Non progettando preliminarmente su carta la composizione, la qual cosa deve essere ribadita con fermezza, è possibile che Caravaggio, in rare occasioni, svolgesse la sua attività pittorica in due fasi, entrambe direttamente al cavalletto, abbozzando nella prima l’idea che aveva in mente e perfezionando il lavoro nella seconda, con il risultato di avere due manufatti autografi, entrambi completi, ma il primo più accidentato e ricco di rilevanti modifiche, quasi “impressionistico”, il secondo più accurato e con minori variazioni, come a dire a regola d’arte, e questa speciale circostanza poteva capitare soprattutto quando l’esecuzione comportava delle particolari difficoltà, come nel caso della pittura condotta su un supporto anomalo quale uno scudo dalla superficie convessa. 
Questo è accaduto allorché Michelangelo Merisi (1571-1610) decise di dipingere, su una “rotella”, cioè uno scudo circolare da parata, un soggetto classico come la decapitazione di Medusa (la Gorgone che pietrificava con lo sguardo, uccisa da Perseo con l’ausilio di uno specchio), dando vita a due opere distinte ma simili, la Testa di Medusa oggi in collezione privata di Milano (olio su tela applicata su scudo di pioppo, diametro cm 48), qui in esame, e la Testa di Medusa della Galleria degli Uffizi (olio su tela applicata su scudo di pioppo, diametro cm 55), capolavoro celebrato dell’artista lombardo, a Firenze dal 1598, in sostanza da quando fu creato. 

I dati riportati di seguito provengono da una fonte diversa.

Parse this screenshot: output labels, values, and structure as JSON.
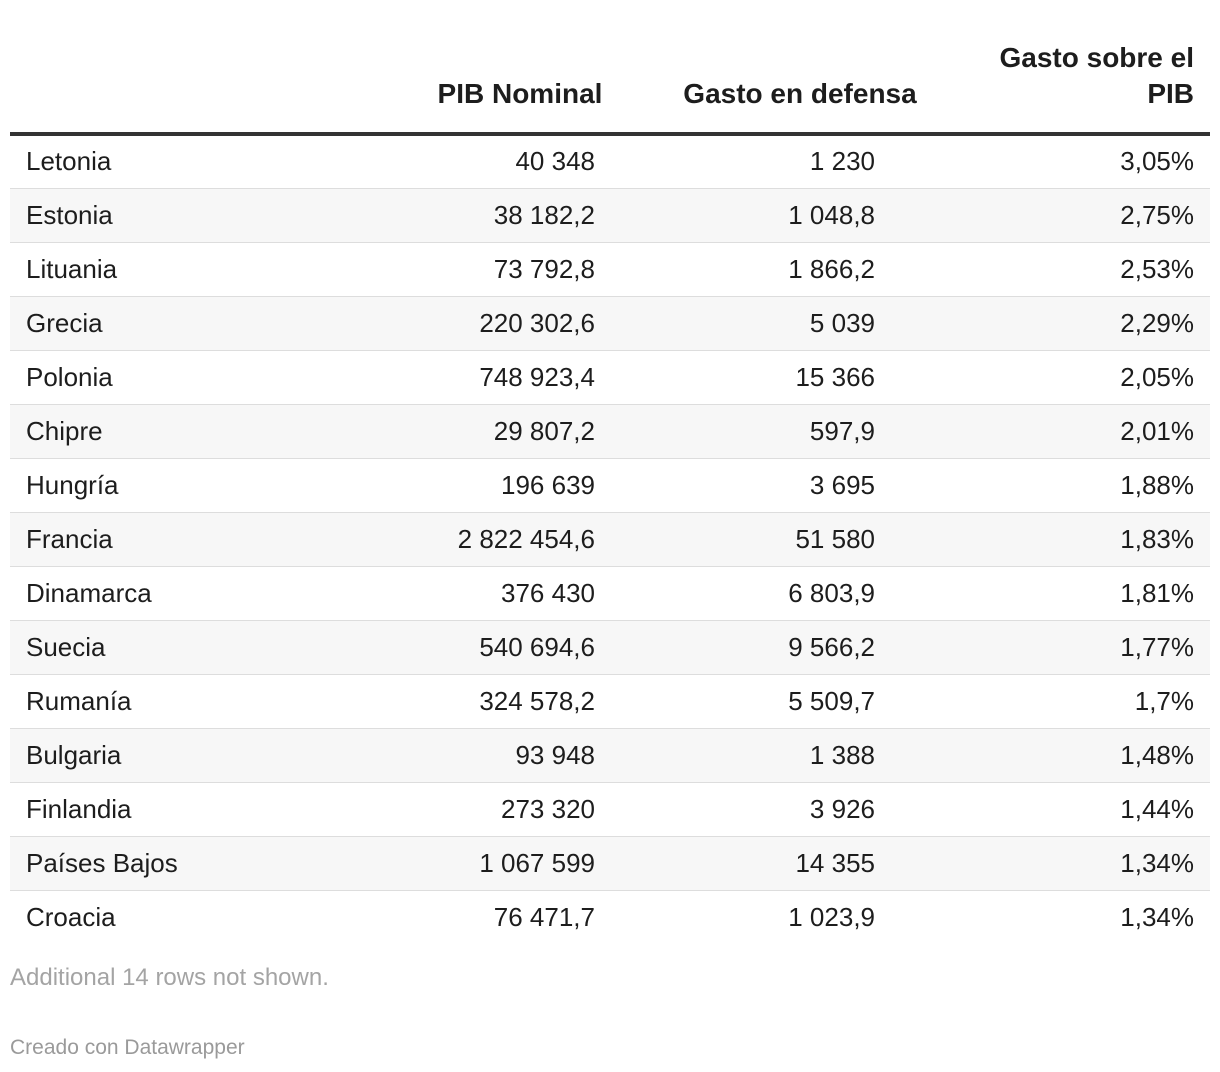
{
  "chart_data": {
    "type": "table",
    "columns": [
      "",
      "PIB Nominal",
      "Gasto en defensa",
      "Gasto sobre el PIB"
    ],
    "rows": [
      [
        "Letonia",
        "40 348",
        "1 230",
        "3,05%"
      ],
      [
        "Estonia",
        "38 182,2",
        "1 048,8",
        "2,75%"
      ],
      [
        "Lituania",
        "73 792,8",
        "1 866,2",
        "2,53%"
      ],
      [
        "Grecia",
        "220 302,6",
        "5 039",
        "2,29%"
      ],
      [
        "Polonia",
        "748 923,4",
        "15 366",
        "2,05%"
      ],
      [
        "Chipre",
        "29 807,2",
        "597,9",
        "2,01%"
      ],
      [
        "Hungría",
        "196 639",
        "3 695",
        "1,88%"
      ],
      [
        "Francia",
        "2 822 454,6",
        "51 580",
        "1,83%"
      ],
      [
        "Dinamarca",
        "376 430",
        "6 803,9",
        "1,81%"
      ],
      [
        "Suecia",
        "540 694,6",
        "9 566,2",
        "1,77%"
      ],
      [
        "Rumanía",
        "324 578,2",
        "5 509,7",
        "1,7%"
      ],
      [
        "Bulgaria",
        "93 948",
        "1 388",
        "1,48%"
      ],
      [
        "Finlandia",
        "273 320",
        "3 926",
        "1,44%"
      ],
      [
        "Países Bajos",
        "1 067 599",
        "14 355",
        "1,34%"
      ],
      [
        "Croacia",
        "76 471,7",
        "1 023,9",
        "1,34%"
      ]
    ],
    "notes": "Additional 14 rows not shown.",
    "footer": "Creado con Datawrapper"
  }
}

L’esemplare milanese, introdotto nel circuito critico nella seconda metà degli anni Novanta da Maurizio Marini, che, tramite una serie di pubblicazioni, ne ha comprovato l’autografia, accettata da Denis Mahon (comunicazioni scritte del 2002 e del 2003), Mina Gregori, massima esperta italiana del Merisi, e da altri studiosi come Federica Gasparrini, Claudio Strinati e Sergio Benedetti, è la prima versione, mentre l’esemplare fiorentino diventa di conseguenza la redazione finale, predisposta dal Caravaggio per il proprio mecenate, cardinal Francesco Maria del Monte, che intendeva donarla al granduca di Toscana Ferdinando I de’ Medici, di cui era ambasciatore presso la corte pontificia [...]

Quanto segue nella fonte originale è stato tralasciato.